Barcelona/Düsseldorf- Wer über einen längeren Zeitraum Ausdauertraining betreibt, dessen Zellen altern langsamer, als bei unsportlichen Menschen, so die Deutsche Gesellschaft für Kardiologie in einer Aussendung. Das ist das Ergebnis einer Studie mit deutschen Leistungssportlern, die am Wochenende beim Europäischen Kardiologenkongress in Barcelona präsentiert wurde. "Diese Studie beweist zum ersten Mal den Nutzen von lebenslangem Training im Hinblick auf den Alterungsprozess von Gefäßzellen", so Studienleiter Christian Werner vom Universitätsklinikum des Saarlandes.

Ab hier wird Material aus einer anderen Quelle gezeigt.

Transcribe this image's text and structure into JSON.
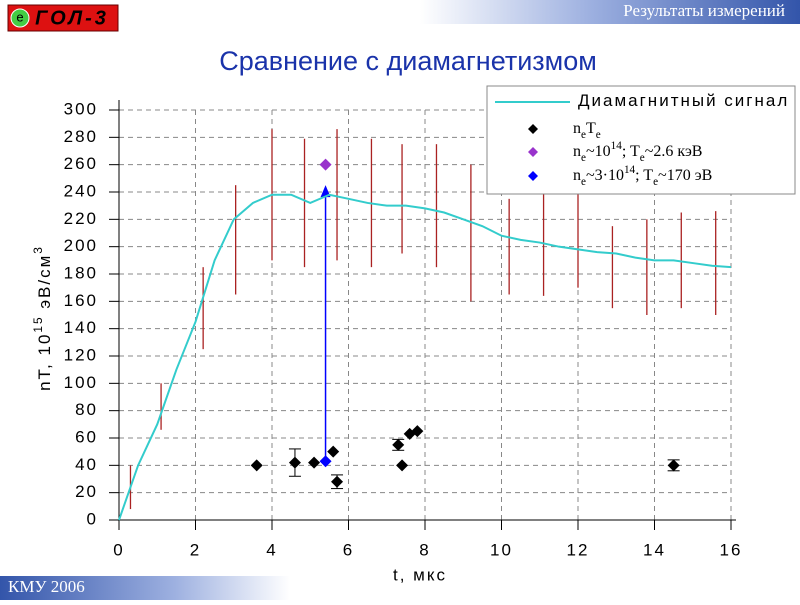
{
  "header": {
    "section": "Результаты измерений",
    "logo_e": "e",
    "logo_text": "ГОЛ-3"
  },
  "footer": {
    "text": "КМУ 2006"
  },
  "chart_data": {
    "type": "scatter",
    "title": "Сравнение с диамагнетизмом",
    "x_label": "t, мкс",
    "y_label_parts": [
      {
        "text": "nT, 10"
      },
      {
        "text": "15",
        "s": "sup"
      },
      {
        "text": " эВ/см"
      },
      {
        "text": "3",
        "s": "sup"
      }
    ],
    "xlim": [
      0,
      16
    ],
    "ylim": [
      0,
      300
    ],
    "xticks": [
      0,
      2,
      4,
      6,
      8,
      10,
      12,
      14,
      16
    ],
    "yticks": [
      0,
      20,
      40,
      60,
      80,
      100,
      120,
      140,
      160,
      180,
      200,
      220,
      240,
      260,
      280,
      300
    ],
    "grid": true,
    "legend": "upper right",
    "series": [
      {
        "kind": "line",
        "color": "#33cccc",
        "name_parts": [
          {
            "text": "Диамагнитный сигнал"
          }
        ],
        "x": [
          0,
          0.5,
          1,
          1.5,
          2,
          2.5,
          3,
          3.5,
          4,
          4.5,
          5,
          5.5,
          6,
          6.5,
          7,
          7.5,
          8,
          8.5,
          9,
          9.5,
          10,
          10.5,
          11,
          11.5,
          12,
          12.5,
          13,
          13.5,
          14,
          14.5,
          15,
          15.5,
          16
        ],
        "values": [
          0,
          40,
          70,
          110,
          145,
          190,
          220,
          232,
          238,
          238,
          232,
          238,
          235,
          232,
          230,
          230,
          228,
          225,
          220,
          215,
          208,
          205,
          203,
          200,
          198,
          196,
          195,
          192,
          190,
          190,
          188,
          186,
          185
        ]
      },
      {
        "kind": "points",
        "color": "#000000",
        "name_parts": [
          {
            "text": "n"
          },
          {
            "text": "e",
            "s": "sub"
          },
          {
            "text": "T"
          },
          {
            "text": "e",
            "s": "sub"
          }
        ],
        "x": [
          3.6,
          4.6,
          5.1,
          5.6,
          5.7,
          7.3,
          7.4,
          7.6,
          7.8,
          14.5
        ],
        "values": [
          40,
          42,
          42,
          50,
          28,
          55,
          40,
          63,
          65,
          40
        ],
        "errors": [
          null,
          10,
          null,
          null,
          5,
          4,
          null,
          null,
          null,
          4
        ]
      },
      {
        "kind": "points",
        "color": "#9933cc",
        "name_parts": [
          {
            "text": "n"
          },
          {
            "text": "e",
            "s": "sub"
          },
          {
            "text": "~10"
          },
          {
            "text": "14",
            "s": "sup"
          },
          {
            "text": "; T"
          },
          {
            "text": "e",
            "s": "sub"
          },
          {
            "text": "~2.6 кэВ"
          }
        ],
        "x": [
          5.4
        ],
        "values": [
          260
        ]
      },
      {
        "kind": "points",
        "color": "#0000ff",
        "name_parts": [
          {
            "text": "n"
          },
          {
            "text": "e",
            "s": "sub"
          },
          {
            "text": "~3·10"
          },
          {
            "text": "14",
            "s": "sup"
          },
          {
            "text": "; T"
          },
          {
            "text": "e",
            "s": "sub"
          },
          {
            "text": "~170 эВ"
          }
        ],
        "x": [
          5.4
        ],
        "values": [
          43
        ]
      }
    ],
    "error_bars": {
      "color": "#aa2222",
      "x": [
        0.3,
        1.1,
        2.2,
        3.05,
        4.0,
        4.85,
        5.7,
        6.6,
        7.4,
        8.3,
        9.2,
        10.2,
        11.1,
        12.0,
        12.9,
        13.8,
        14.7,
        15.6
      ],
      "values": [
        24,
        83,
        155,
        205,
        238,
        232,
        238,
        232,
        235,
        230,
        210,
        200,
        202,
        205,
        185,
        185,
        190,
        188
      ],
      "errors": [
        16,
        17,
        30,
        40,
        48,
        47,
        48,
        47,
        40,
        45,
        50,
        35,
        38,
        35,
        30,
        35,
        35,
        38
      ]
    },
    "arrow": {
      "x": 5.4,
      "y_from": 43,
      "y_to": 245,
      "color": "#0000ff"
    }
  }
}
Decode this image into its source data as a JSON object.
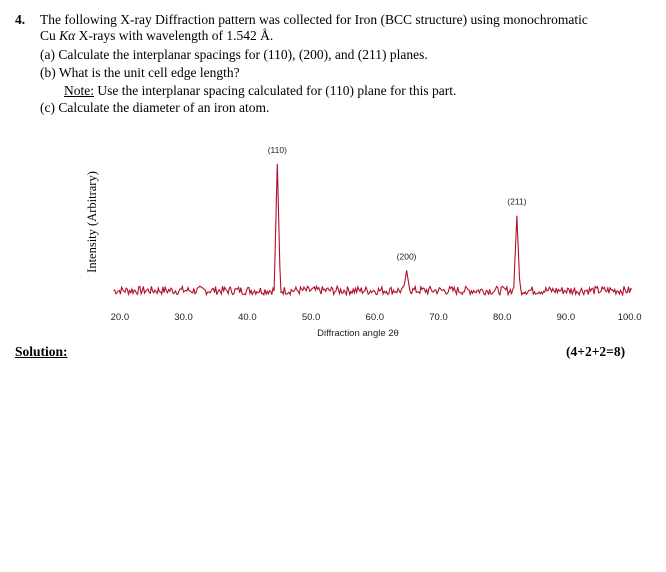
{
  "question": {
    "number": "4.",
    "line1": "The following X-ray Diffraction pattern was collected for Iron (BCC structure) using monochromatic",
    "line2_pre": "Cu ",
    "line2_italic": "Kα",
    "line2_post": " X-rays with wavelength of 1.542 Å.",
    "part_a": "(a)  Calculate the interplanar spacings for (110), (200), and (211) planes.",
    "part_b": "(b)  What is the unit cell edge length?",
    "note_label": "Note:",
    "note_text": " Use the interplanar spacing calculated for (110) plane for this part.",
    "part_c": "(c)  Calculate the diameter of an iron atom."
  },
  "solution_label": "Solution:",
  "marks": "(4+2+2=8)",
  "chart_data": {
    "type": "line",
    "xlabel": "Diffraction angle 2θ",
    "ylabel": "Intensity (Arbitrary)",
    "xlim": [
      17.5,
      101
    ],
    "ylim": [
      0,
      100
    ],
    "x_ticks": [
      "20.0",
      "30.0",
      "40.0",
      "50.0",
      "60.0",
      "70.0",
      "80.0",
      "90.0",
      "100.0"
    ],
    "baseline": 8,
    "peaks": [
      {
        "label": "(110)",
        "x": 44.7,
        "y": 96
      },
      {
        "label": "(200)",
        "x": 65.0,
        "y": 22
      },
      {
        "label": "(211)",
        "x": 82.3,
        "y": 60
      }
    ],
    "line_color": "#b0102a"
  }
}
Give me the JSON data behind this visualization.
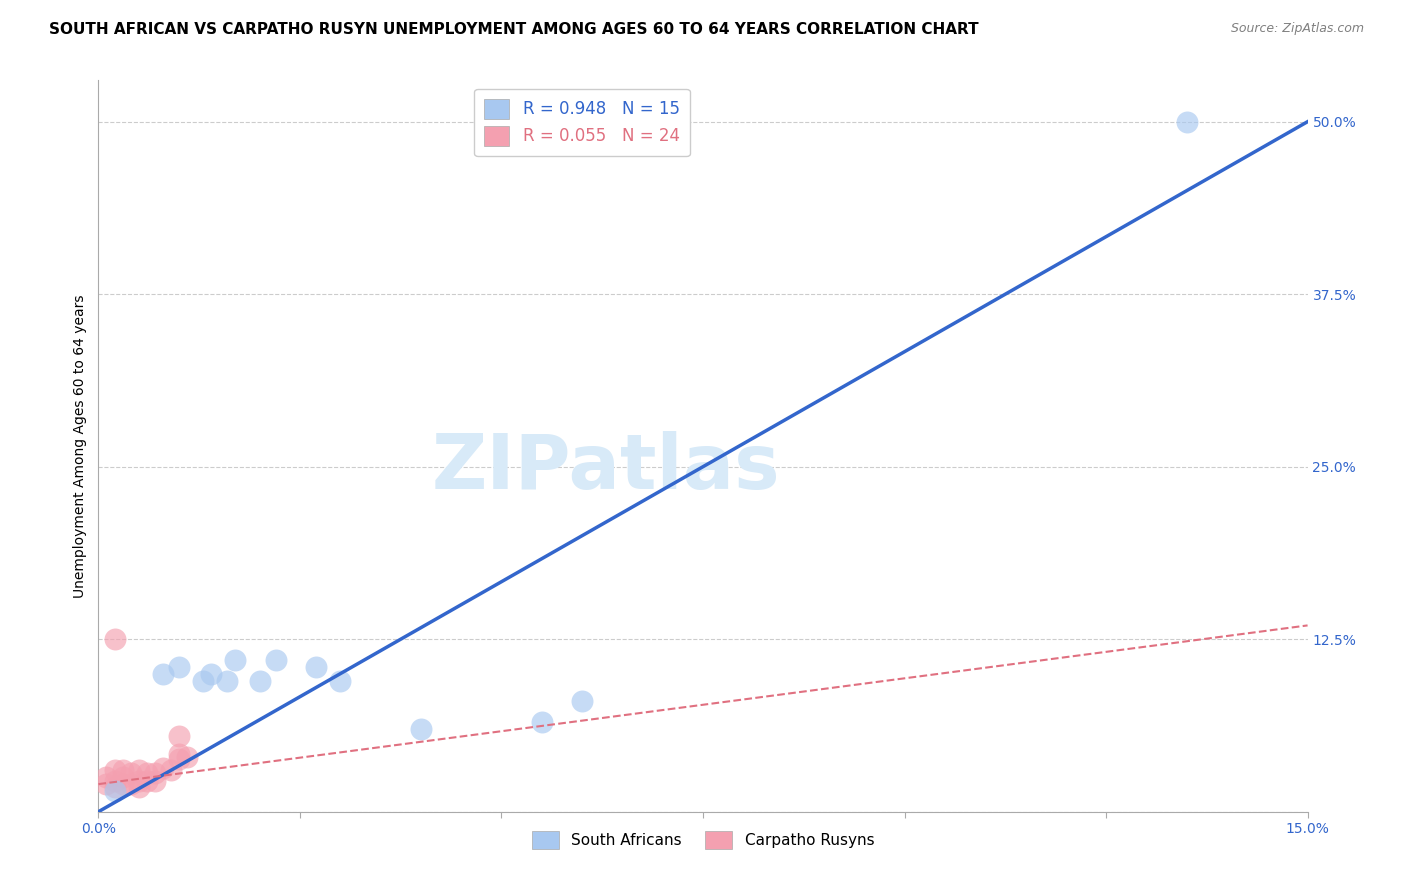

Ausdauertraining lässt Zellen langsamer altern

Einen positiven Einfluss hat die körperliche Betätigung unter anderem auf die so genannten Telomere der weißen Blutkörperchen (Leukozyten). Telomere sind jener Teil der Chromosomen, die das Genom schützen. Mit jeder Zellteilung werden sie kürzer, bis sie schließlich nicht mehr funktionsfähig sind, und der programmierte Zelltod eintritt. Im Rahmen der aktuellen Sportlerstudie der Universitäten Homburg und Saarbrücken wurden die Leukozyten-Telomere von 104 Profi-Sportlern, die regelmäßiges Ausdauertraining machen und an Wettbewerben teilnehmen, mit denen nicht sportlich aktiver Personen verglichen.

Das Ausdauertraining scheint dazu beizutragen, dass die Telomere besser vor dem Abbau geschützt sind und somit die betroffenen Zellen langsamer altern. Die Daten tragen laut den Wissenschaftern zu einem besseren Verständnis dafür bei, wie auf molekularer Ebene körperliche Aktivität eine gefäßschützende Wirkung entwickelt und wie Bewegung altersbedingten Erkrankungen vorbeugen kann. (red, derStandard.at)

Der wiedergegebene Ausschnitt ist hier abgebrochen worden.